I recently came across artwork that, in its simplest form, looks something like this. Please ignore the text in the video and the fact that the falling blocks are magnets. For this discussion, let's assume the blocks shown are masses with no magnetism. It cannot be seen in the video that torque is provided at the two ends of the tube-like structure, keeping the angular velocity constant. Also, the rotating structure is attached to a stand, for support, with an axle that goes through the centre of mass of the tube (the pivot). The rotation occurs in the vertical plane. I do not have the lengths, weights, etc. for this configuration but I believe that shouldn't affect the analysis too much and so is not an issue

I was wondering how could one go about calculating torque in this situation. My current understanding/analysis (and questions I am raising) can be seen below

1. In a linear system, one needs to overcome friction to make an object travel with constant velocity. Does that apply here too, meaning does the torque only need to overcome friction in the axle to achieve constant angular velocity. Or are there more forces the torque has to "overcome" to make it work
2. How do I calculate friction. In a linear system, I can just use $\mu N$. How to achieve the same for this system
3. Does gravity play any role here. It can be seen that the combined centre of gravity displaces as the masses inside the tube move
4. It can also be seen that the moment of inertia changes due to moving masses. Does that affect the torque calculation

Please let me know if you need more details.

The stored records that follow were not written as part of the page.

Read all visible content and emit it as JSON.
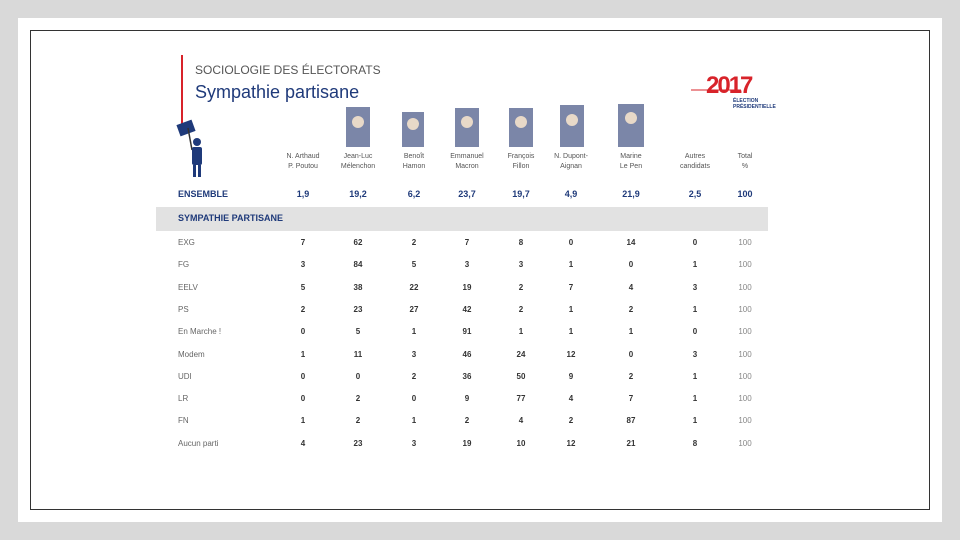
{
  "header": {
    "kicker": "SOCIOLOGIE DES ÉLECTORATS",
    "title": "Sympathie partisane"
  },
  "logo": {
    "year": "2017",
    "caption": [
      "ÉLECTION",
      "PRÉSIDENTIELLE"
    ]
  },
  "table": {
    "columns": [
      [
        "N. Arthaud",
        "P. Poutou"
      ],
      [
        "Jean-Luc",
        "Mélenchon"
      ],
      [
        "Benoît",
        "Hamon"
      ],
      [
        "Emmanuel",
        "Macron"
      ],
      [
        "François",
        "Fillon"
      ],
      [
        "N. Dupont-",
        "Aignan"
      ],
      [
        "Marine",
        "Le Pen"
      ],
      [
        "Autres",
        "candidats"
      ],
      [
        "Total",
        "%"
      ]
    ],
    "total_row": {
      "label": "ENSEMBLE",
      "values": [
        "1,9",
        "19,2",
        "6,2",
        "23,7",
        "19,7",
        "4,9",
        "21,9",
        "2,5",
        "100"
      ]
    },
    "section": "SYMPATHIE PARTISANE",
    "rows": [
      {
        "label": "EXG",
        "values": [
          7,
          62,
          2,
          7,
          8,
          0,
          14,
          0,
          100
        ]
      },
      {
        "label": "FG",
        "values": [
          3,
          84,
          5,
          3,
          3,
          1,
          0,
          1,
          100
        ]
      },
      {
        "label": "EELV",
        "values": [
          5,
          38,
          22,
          19,
          2,
          7,
          4,
          3,
          100
        ]
      },
      {
        "label": "PS",
        "values": [
          2,
          23,
          27,
          42,
          2,
          1,
          2,
          1,
          100
        ]
      },
      {
        "label": "En Marche !",
        "values": [
          0,
          5,
          1,
          91,
          1,
          1,
          1,
          0,
          100
        ]
      },
      {
        "label": "Modem",
        "values": [
          1,
          11,
          3,
          46,
          24,
          12,
          0,
          3,
          100
        ]
      },
      {
        "label": "UDI",
        "values": [
          0,
          0,
          2,
          36,
          50,
          9,
          2,
          1,
          100
        ]
      },
      {
        "label": "LR",
        "values": [
          0,
          2,
          0,
          9,
          77,
          4,
          7,
          1,
          100
        ]
      },
      {
        "label": "FN",
        "values": [
          1,
          2,
          1,
          2,
          4,
          2,
          87,
          1,
          100
        ]
      },
      {
        "label": "Aucun parti",
        "values": [
          4,
          23,
          3,
          19,
          10,
          12,
          21,
          8,
          100
        ]
      }
    ]
  }
}
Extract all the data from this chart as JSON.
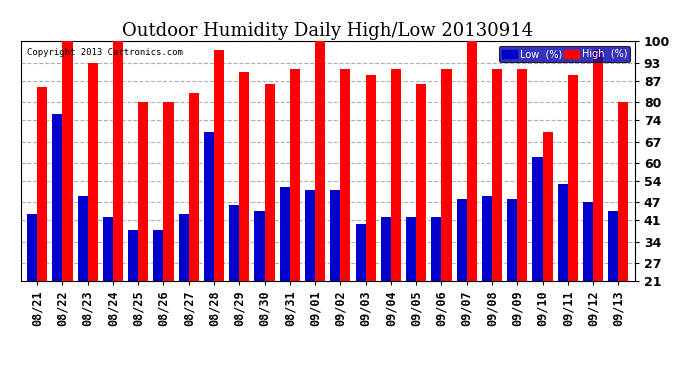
{
  "title": "Outdoor Humidity Daily High/Low 20130914",
  "copyright": "Copyright 2013 Cartronics.com",
  "categories": [
    "08/21",
    "08/22",
    "08/23",
    "08/24",
    "08/25",
    "08/26",
    "08/27",
    "08/28",
    "08/29",
    "08/30",
    "08/31",
    "09/01",
    "09/02",
    "09/03",
    "09/04",
    "09/05",
    "09/06",
    "09/07",
    "09/08",
    "09/09",
    "09/10",
    "09/11",
    "09/12",
    "09/13"
  ],
  "high": [
    85,
    100,
    93,
    100,
    80,
    80,
    83,
    97,
    90,
    86,
    91,
    100,
    91,
    89,
    91,
    86,
    91,
    100,
    91,
    91,
    70,
    89,
    97,
    80
  ],
  "low": [
    43,
    76,
    49,
    42,
    38,
    38,
    43,
    70,
    46,
    44,
    52,
    51,
    51,
    40,
    42,
    42,
    42,
    48,
    49,
    48,
    62,
    53,
    47,
    44
  ],
  "high_color": "#ff0000",
  "low_color": "#0000cc",
  "bg_color": "#ffffff",
  "grid_color": "#b0b0b0",
  "ylim_min": 21,
  "ylim_max": 100,
  "yticks": [
    21,
    27,
    34,
    41,
    47,
    54,
    60,
    67,
    74,
    80,
    87,
    93,
    100
  ],
  "legend_low_label": "Low  (%)",
  "legend_high_label": "High  (%)",
  "title_fontsize": 13,
  "tick_fontsize": 9,
  "bar_width": 0.4
}
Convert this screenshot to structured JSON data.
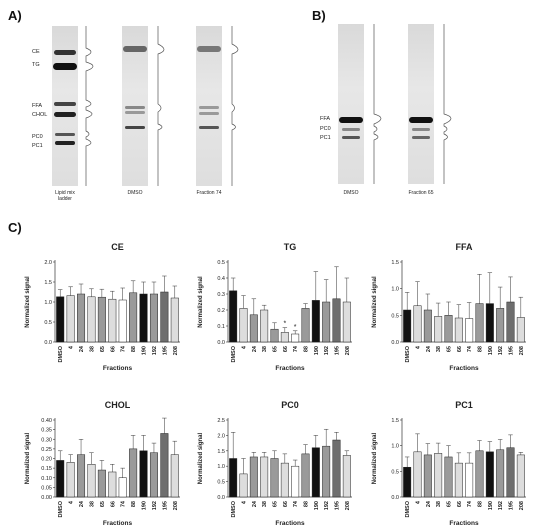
{
  "panels": {
    "a": "A)",
    "b": "B)",
    "c": "C)"
  },
  "panel_a": {
    "band_labels": [
      "CE",
      "TG",
      "FFA",
      "CHOL",
      "PC0",
      "PC1"
    ],
    "lane_labels": [
      "Lipid mix ladder",
      "DMSO",
      "Fraction 74"
    ]
  },
  "panel_b": {
    "band_labels": [
      "FFA",
      "PC0",
      "PC1"
    ],
    "lane_labels": [
      "DMSO",
      "Fraction 65"
    ]
  },
  "chart_data": [
    {
      "type": "bar",
      "title": "CE",
      "xlabel": "Fractions",
      "ylabel": "Normalized signal",
      "ylim": [
        0,
        2.0
      ],
      "yticks": [
        "0.0",
        "0.5",
        "1.0",
        "1.5",
        "2.0"
      ],
      "categories": [
        "DMSO",
        "4",
        "24",
        "38",
        "65",
        "66",
        "74",
        "88",
        "190",
        "192",
        "195",
        "208"
      ],
      "values": [
        1.13,
        1.16,
        1.2,
        1.13,
        1.12,
        1.07,
        1.05,
        1.23,
        1.2,
        1.2,
        1.25,
        1.1
      ],
      "errors": [
        0.18,
        0.22,
        0.25,
        0.2,
        0.2,
        0.2,
        0.3,
        0.3,
        0.3,
        0.3,
        0.4,
        0.3
      ],
      "colors": [
        "black",
        "lightgray",
        "gray",
        "lightgray",
        "gray",
        "lightgray",
        "white",
        "gray",
        "black",
        "gray",
        "darkgray",
        "lightgray"
      ]
    },
    {
      "type": "bar",
      "title": "TG",
      "xlabel": "Fractions",
      "ylabel": "Normalized signal",
      "ylim": [
        0,
        0.5
      ],
      "yticks": [
        "0.0",
        "0.1",
        "0.2",
        "0.3",
        "0.4",
        "0.5"
      ],
      "categories": [
        "DMSO",
        "4",
        "24",
        "38",
        "65",
        "66",
        "74",
        "88",
        "190",
        "192",
        "195",
        "208"
      ],
      "values": [
        0.32,
        0.21,
        0.17,
        0.2,
        0.08,
        0.06,
        0.05,
        0.21,
        0.26,
        0.25,
        0.27,
        0.25
      ],
      "errors": [
        0.08,
        0.08,
        0.1,
        0.03,
        0.04,
        0.03,
        0.02,
        0.03,
        0.18,
        0.14,
        0.2,
        0.15
      ],
      "colors": [
        "black",
        "lightgray",
        "gray",
        "lightgray",
        "gray",
        "lightgray",
        "white",
        "gray",
        "black",
        "gray",
        "darkgray",
        "lightgray"
      ],
      "annotations": [
        {
          "category": "66",
          "text": "*"
        },
        {
          "category": "74",
          "text": "*"
        }
      ]
    },
    {
      "type": "bar",
      "title": "FFA",
      "xlabel": "Fractions",
      "ylabel": "Normalized signal",
      "ylim": [
        0,
        1.5
      ],
      "yticks": [
        "0.0",
        "0.5",
        "1.0",
        "1.5"
      ],
      "categories": [
        "DMSO",
        "4",
        "24",
        "38",
        "65",
        "66",
        "74",
        "88",
        "190",
        "192",
        "195",
        "208"
      ],
      "values": [
        0.6,
        0.68,
        0.6,
        0.48,
        0.5,
        0.45,
        0.44,
        0.72,
        0.72,
        0.63,
        0.75,
        0.46
      ],
      "errors": [
        0.33,
        0.45,
        0.3,
        0.25,
        0.25,
        0.25,
        0.3,
        0.55,
        0.58,
        0.4,
        0.47,
        0.38
      ],
      "colors": [
        "black",
        "lightgray",
        "gray",
        "lightgray",
        "gray",
        "lightgray",
        "white",
        "gray",
        "black",
        "gray",
        "darkgray",
        "lightgray"
      ]
    },
    {
      "type": "bar",
      "title": "CHOL",
      "xlabel": "Fractions",
      "ylabel": "Normalized signal",
      "ylim": [
        0,
        0.4
      ],
      "yticks": [
        "0.00",
        "0.05",
        "0.10",
        "0.15",
        "0.20",
        "0.25",
        "0.30",
        "0.35",
        "0.40"
      ],
      "categories": [
        "DMSO",
        "4",
        "24",
        "38",
        "65",
        "66",
        "74",
        "88",
        "190",
        "192",
        "195",
        "208"
      ],
      "values": [
        0.19,
        0.18,
        0.22,
        0.17,
        0.14,
        0.13,
        0.1,
        0.25,
        0.24,
        0.23,
        0.33,
        0.22
      ],
      "errors": [
        0.05,
        0.04,
        0.08,
        0.06,
        0.05,
        0.04,
        0.05,
        0.07,
        0.08,
        0.05,
        0.08,
        0.07
      ],
      "colors": [
        "black",
        "lightgray",
        "gray",
        "lightgray",
        "gray",
        "lightgray",
        "white",
        "gray",
        "black",
        "gray",
        "darkgray",
        "lightgray"
      ]
    },
    {
      "type": "bar",
      "title": "PC0",
      "xlabel": "Fractions",
      "ylabel": "Normalized signal",
      "ylim": [
        0,
        2.5
      ],
      "yticks": [
        "0.0",
        "0.5",
        "1.0",
        "1.5",
        "2.0",
        "2.5"
      ],
      "categories": [
        "DMSO",
        "4",
        "24",
        "38",
        "65",
        "66",
        "74",
        "88",
        "190",
        "192",
        "195",
        "208"
      ],
      "values": [
        1.25,
        0.75,
        1.3,
        1.3,
        1.25,
        1.1,
        1.0,
        1.4,
        1.6,
        1.65,
        1.85,
        1.35
      ],
      "errors": [
        0.85,
        0.5,
        0.15,
        0.15,
        0.25,
        0.3,
        0.2,
        0.3,
        0.4,
        0.55,
        0.25,
        0.15
      ],
      "colors": [
        "black",
        "lightgray",
        "gray",
        "lightgray",
        "gray",
        "lightgray",
        "white",
        "gray",
        "black",
        "gray",
        "darkgray",
        "lightgray"
      ]
    },
    {
      "type": "bar",
      "title": "PC1",
      "xlabel": "Fractions",
      "ylabel": "Normalized signal",
      "ylim": [
        0,
        1.5
      ],
      "yticks": [
        "0.0",
        "0.5",
        "1.0",
        "1.5"
      ],
      "categories": [
        "DMSO",
        "4",
        "24",
        "38",
        "65",
        "66",
        "74",
        "88",
        "190",
        "192",
        "195",
        "208"
      ],
      "values": [
        0.58,
        0.88,
        0.82,
        0.85,
        0.78,
        0.66,
        0.66,
        0.9,
        0.88,
        0.92,
        0.96,
        0.82
      ],
      "errors": [
        0.2,
        0.35,
        0.22,
        0.2,
        0.22,
        0.2,
        0.2,
        0.2,
        0.2,
        0.2,
        0.25,
        0.05
      ],
      "colors": [
        "black",
        "lightgray",
        "gray",
        "lightgray",
        "gray",
        "lightgray",
        "white",
        "gray",
        "black",
        "gray",
        "darkgray",
        "lightgray"
      ]
    }
  ]
}
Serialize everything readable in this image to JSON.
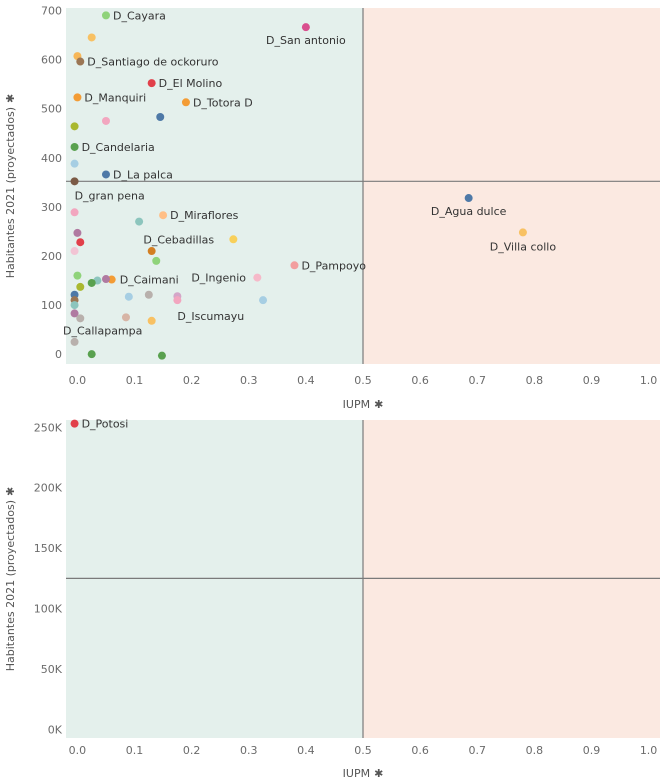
{
  "chart_data": [
    {
      "type": "scatter",
      "xlabel": "IUPM",
      "ylabel": "Habitantes 2021 (proyectados)",
      "axis_marker": "✱",
      "xlim": [
        -0.02,
        1.02
      ],
      "ylim": [
        -20,
        705
      ],
      "x_ticks": [
        0,
        0.1,
        0.2,
        0.3,
        0.4,
        0.5,
        0.6,
        0.7,
        0.8,
        0.9,
        1.0
      ],
      "x_tick_labels": [
        "0.0",
        "0.1",
        "0.2",
        "0.3",
        "0.4",
        "0.5",
        "0.6",
        "0.7",
        "0.8",
        "0.9",
        "1.0"
      ],
      "y_ticks": [
        0,
        100,
        200,
        300,
        400,
        500,
        600,
        700
      ],
      "y_tick_labels": [
        "0",
        "100",
        "200",
        "300",
        "400",
        "500",
        "600",
        "700"
      ],
      "quadrant_split": {
        "x": 0.5,
        "y": 352
      },
      "region_colors": {
        "left": "#e4f0ec",
        "right": "#fbe9e1",
        "line": "#7a7a7a"
      },
      "points": [
        {
          "x": 0.05,
          "y": 690,
          "label": "D_Cayara",
          "color": "#8fd37a"
        },
        {
          "x": 0.4,
          "y": 666,
          "label": "D_San antonio",
          "color": "#d94f8e"
        },
        {
          "x": 0.025,
          "y": 645,
          "label": "",
          "color": "#f8c163"
        },
        {
          "x": 0.0,
          "y": 607,
          "label": "",
          "color": "#f7b758"
        },
        {
          "x": 0.005,
          "y": 596,
          "label": "D_Santiago de ockoruro",
          "color": "#9b7654"
        },
        {
          "x": 0.13,
          "y": 552,
          "label": "D_El Molino",
          "color": "#e1404a"
        },
        {
          "x": 0.0,
          "y": 523,
          "label": "D_Manquiri",
          "color": "#f39c35"
        },
        {
          "x": 0.19,
          "y": 513,
          "label": "D_Totora D",
          "color": "#f39c35"
        },
        {
          "x": 0.145,
          "y": 483,
          "label": "",
          "color": "#4e79a7"
        },
        {
          "x": 0.05,
          "y": 475,
          "label": "",
          "color": "#f2a6bf"
        },
        {
          "x": -0.005,
          "y": 464,
          "label": "",
          "color": "#a9b82f"
        },
        {
          "x": -0.005,
          "y": 422,
          "label": "D_Candelaria",
          "color": "#59a14f"
        },
        {
          "x": -0.005,
          "y": 388,
          "label": "",
          "color": "#a6cee3"
        },
        {
          "x": 0.05,
          "y": 366,
          "label": "D_La palca",
          "color": "#4e79a7"
        },
        {
          "x": -0.005,
          "y": 352,
          "label": "",
          "color": "#7b5a45"
        },
        {
          "x": -0.005,
          "y": 289,
          "label": "D_gran pena",
          "color": "#f2a6bf"
        },
        {
          "x": 0.15,
          "y": 283,
          "label": "D_Miraflores",
          "color": "#ffbf86"
        },
        {
          "x": 0.108,
          "y": 270,
          "label": "",
          "color": "#8cc5bd"
        },
        {
          "x": 0.685,
          "y": 318,
          "label": "D_Agua dulce",
          "color": "#4e79a7"
        },
        {
          "x": 0.78,
          "y": 248,
          "label": "D_Villa collo",
          "color": "#f8c163"
        },
        {
          "x": 0.0,
          "y": 247,
          "label": "",
          "color": "#b07aa1"
        },
        {
          "x": 0.273,
          "y": 234,
          "label": "D_Cebadillas",
          "color": "#f8d05a"
        },
        {
          "x": 0.005,
          "y": 228,
          "label": "",
          "color": "#e1404a"
        },
        {
          "x": 0.13,
          "y": 210,
          "label": "",
          "color": "#d37f22"
        },
        {
          "x": -0.005,
          "y": 210,
          "label": "",
          "color": "#f2c4d4"
        },
        {
          "x": 0.38,
          "y": 181,
          "label": "D_Pampoyo",
          "color": "#f29e9e"
        },
        {
          "x": 0.138,
          "y": 190,
          "label": "",
          "color": "#8fd37a"
        },
        {
          "x": 0.0,
          "y": 160,
          "label": "",
          "color": "#8fd37a"
        },
        {
          "x": 0.315,
          "y": 156,
          "label": "D_Ingenio",
          "color": "#f6b9c9"
        },
        {
          "x": 0.06,
          "y": 152,
          "label": "D_Caimani",
          "color": "#f39c35"
        },
        {
          "x": 0.05,
          "y": 153,
          "label": "",
          "color": "#b07aa1"
        },
        {
          "x": 0.035,
          "y": 150,
          "label": "",
          "color": "#8cc5bd"
        },
        {
          "x": 0.025,
          "y": 145,
          "label": "",
          "color": "#59a14f"
        },
        {
          "x": 0.005,
          "y": 137,
          "label": "",
          "color": "#a9b82f"
        },
        {
          "x": -0.005,
          "y": 121,
          "label": "",
          "color": "#4e79a7"
        },
        {
          "x": 0.125,
          "y": 121,
          "label": "",
          "color": "#b8b0ac"
        },
        {
          "x": 0.09,
          "y": 117,
          "label": "",
          "color": "#a6cee3"
        },
        {
          "x": 0.175,
          "y": 118,
          "label": "",
          "color": "#d4a6c8"
        },
        {
          "x": 0.325,
          "y": 110,
          "label": "",
          "color": "#a6cee3"
        },
        {
          "x": 0.175,
          "y": 110,
          "label": "D_Iscumayu",
          "color": "#f2a6bf"
        },
        {
          "x": -0.005,
          "y": 110,
          "label": "",
          "color": "#9b7654"
        },
        {
          "x": -0.005,
          "y": 100,
          "label": "",
          "color": "#8cc5bd"
        },
        {
          "x": -0.005,
          "y": 83,
          "label": "",
          "color": "#b07aa1"
        },
        {
          "x": 0.005,
          "y": 73,
          "label": "",
          "color": "#b8b0ac"
        },
        {
          "x": 0.085,
          "y": 75,
          "label": "D_Callapampa",
          "color": "#d7b5a6"
        },
        {
          "x": 0.13,
          "y": 68,
          "label": "",
          "color": "#f8c163"
        },
        {
          "x": -0.005,
          "y": 25,
          "label": "",
          "color": "#b8b0ac"
        },
        {
          "x": 0.025,
          "y": 0,
          "label": "",
          "color": "#59a14f"
        },
        {
          "x": 0.148,
          "y": -3,
          "label": "",
          "color": "#59a14f"
        }
      ]
    },
    {
      "type": "scatter",
      "xlabel": "IUPM",
      "ylabel": "Habitantes 2021 (proyectados)",
      "axis_marker": "✱",
      "xlim": [
        -0.02,
        1.02
      ],
      "ylim": [
        -7000,
        256000
      ],
      "x_ticks": [
        0,
        0.1,
        0.2,
        0.3,
        0.4,
        0.5,
        0.6,
        0.7,
        0.8,
        0.9,
        1.0
      ],
      "x_tick_labels": [
        "0.0",
        "0.1",
        "0.2",
        "0.3",
        "0.4",
        "0.5",
        "0.6",
        "0.7",
        "0.8",
        "0.9",
        "1.0"
      ],
      "y_ticks": [
        0,
        50000,
        100000,
        150000,
        200000,
        250000
      ],
      "y_tick_labels": [
        "0K",
        "50K",
        "100K",
        "150K",
        "200K",
        "250K"
      ],
      "quadrant_split": {
        "x": 0.5,
        "y": 125000
      },
      "region_colors": {
        "left": "#e4f0ec",
        "right": "#fbe9e1",
        "line": "#7a7a7a"
      },
      "points": [
        {
          "x": -0.005,
          "y": 253000,
          "label": "D_Potosi",
          "color": "#e1404a"
        }
      ]
    }
  ]
}
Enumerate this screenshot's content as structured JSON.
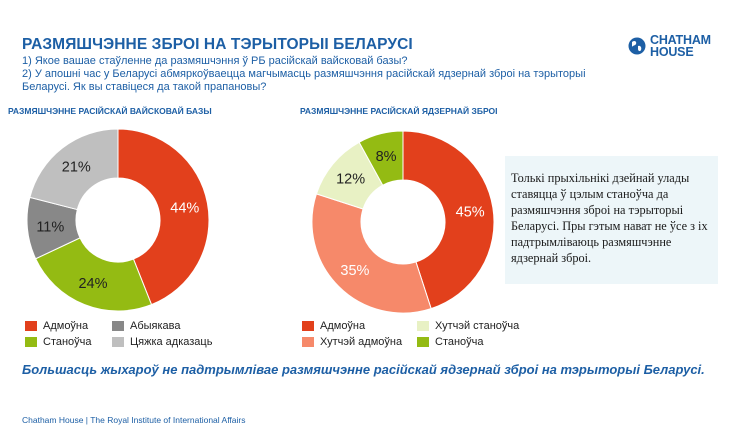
{
  "header": {
    "title": "РАЗМЯШЧЭННЕ ЗБРОІ НА ТЭРЫТОРЫІ БЕЛАРУСІ",
    "question1": "1) Якое вашае стаўленне да размяшчэння ў РБ расійскай вайсковай базы?",
    "question2": "2) У апошні час у Беларусі абмяркоўваецца магчымасць размяшчэння расійскай ядзернай зброі на тэрыторыі Беларусі. Як вы ставіцеся да такой прапановы?"
  },
  "logo": {
    "line1": "CHATHAM",
    "line2": "HOUSE",
    "icon": "globe-icon",
    "color": "#1d5fa5"
  },
  "chart_data": [
    {
      "type": "pie",
      "title": "РАЗМЯШЧЭННЕ РАСІЙСКАЙ ВАЙСКОВАЙ БАЗЫ",
      "donut": true,
      "categories": [
        "Адмоўна",
        "Станоўча",
        "Абыякава",
        "Цяжка адказаць"
      ],
      "values": [
        44,
        24,
        11,
        21
      ],
      "labels": [
        "44%",
        "24%",
        "11%",
        "21%"
      ],
      "colors": [
        "#e2401c",
        "#94bb13",
        "#888888",
        "#bfbfbf"
      ],
      "label_colors": [
        "#ffffff",
        "#222222",
        "#222222",
        "#222222"
      ],
      "legend": [
        "Адмоўна",
        "Абыякава",
        "Станоўча",
        "Цяжка адказаць"
      ],
      "legend_colors": [
        "#e2401c",
        "#888888",
        "#94bb13",
        "#bfbfbf"
      ],
      "legend_position": "bottom"
    },
    {
      "type": "pie",
      "title": "РАЗМЯШЧЭННЕ РАСІЙСКАЙ ЯДЗЕРНАЙ ЗБРОІ",
      "donut": true,
      "categories": [
        "Адмоўна",
        "Хутчэй адмоўна",
        "Хутчэй станоўча",
        "Станоўча"
      ],
      "values": [
        45,
        35,
        12,
        8
      ],
      "labels": [
        "45%",
        "35%",
        "12%",
        "8%"
      ],
      "colors": [
        "#e2401c",
        "#f6896a",
        "#e8f1c4",
        "#94bb13"
      ],
      "label_colors": [
        "#ffffff",
        "#ffffff",
        "#222222",
        "#222222"
      ],
      "legend": [
        "Адмоўна",
        "Хутчэй станоўча",
        "Хутчэй адмоўна",
        "Станоўча"
      ],
      "legend_colors": [
        "#e2401c",
        "#e8f1c4",
        "#f6896a",
        "#94bb13"
      ],
      "legend_position": "bottom"
    }
  ],
  "callout": "Толькі прыхільнікі дзейнай улады ставяцца ў цэлым станоўча да размяшчэння зброі на тэрыторыі Беларусі. Пры гэтым нават не ўсе з іх падтрымліваюць размяшчэнне ядзернай зброі.",
  "conclusion": "Большасць жыхароў не падтрымлівае размяшчэнне расійскай ядзернай зброі на тэрыторыі Беларусі.",
  "footer": "Chatham House  |  The Royal Institute of International Affairs"
}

Thanks in advance

Answer 1

To answer your equations first I will write down the equation of motion, assuming that the tube is rotate with constant angular velocity $~\omega$

The EOM: $$m\,\ddot{s}+F_\mu-\omega^2\,m\,s-\sin(\omega\,t -\varphi_0)\,m\,g=0$$

where

• $F_\mu~$ friction force
• $s~$ the motion of the block
• $~m$ mass of the block
• $~\varphi_0$ initial angle of the tube

with $F_\mu=\mu\,N~$ ,where $~N~$ is the contact force between the block and the tube.

$$N=m\,2\,\omega\,\dot s+\cos(\omega\,t -\varphi_0)\,m\,g$$

Case I $~\omega=0~$ inclined plane

$$N=m\,g\,\cos(\varphi_0)$$ the EOM: $$ m{\ddot s}+ \left( \mu\,\cos \left( \varphi _{{0}} \right) m+\sin \left( \varphi _{{0}} \right) m \right) g=0\tag 1 $$

so you obtain the acceleration of the block $~\ddot s=\text{const.}~$ thus the velocity is linear $~\dot s=c\,t$

Case II $~\omega\ne 0~$ rotation of a inclined plane

The EOM

$$m{\ddot s}-{\omega}^{2}ms+2\,\mu\,m{\dot s}\,\omega+ \left( -\sin \left( \omega \,\tau-\varphi _{{0}} \right) +\mu\,\cos \left( \omega\,\tau-\varphi _ {{0}} \right) \right) mg =0 $$

in this case if the acceleration of the block is depending on the position and the velocity of the block $~\ddot s=\ddot s(s\,,~\dot s)$ , thus the velocity of the block not linear.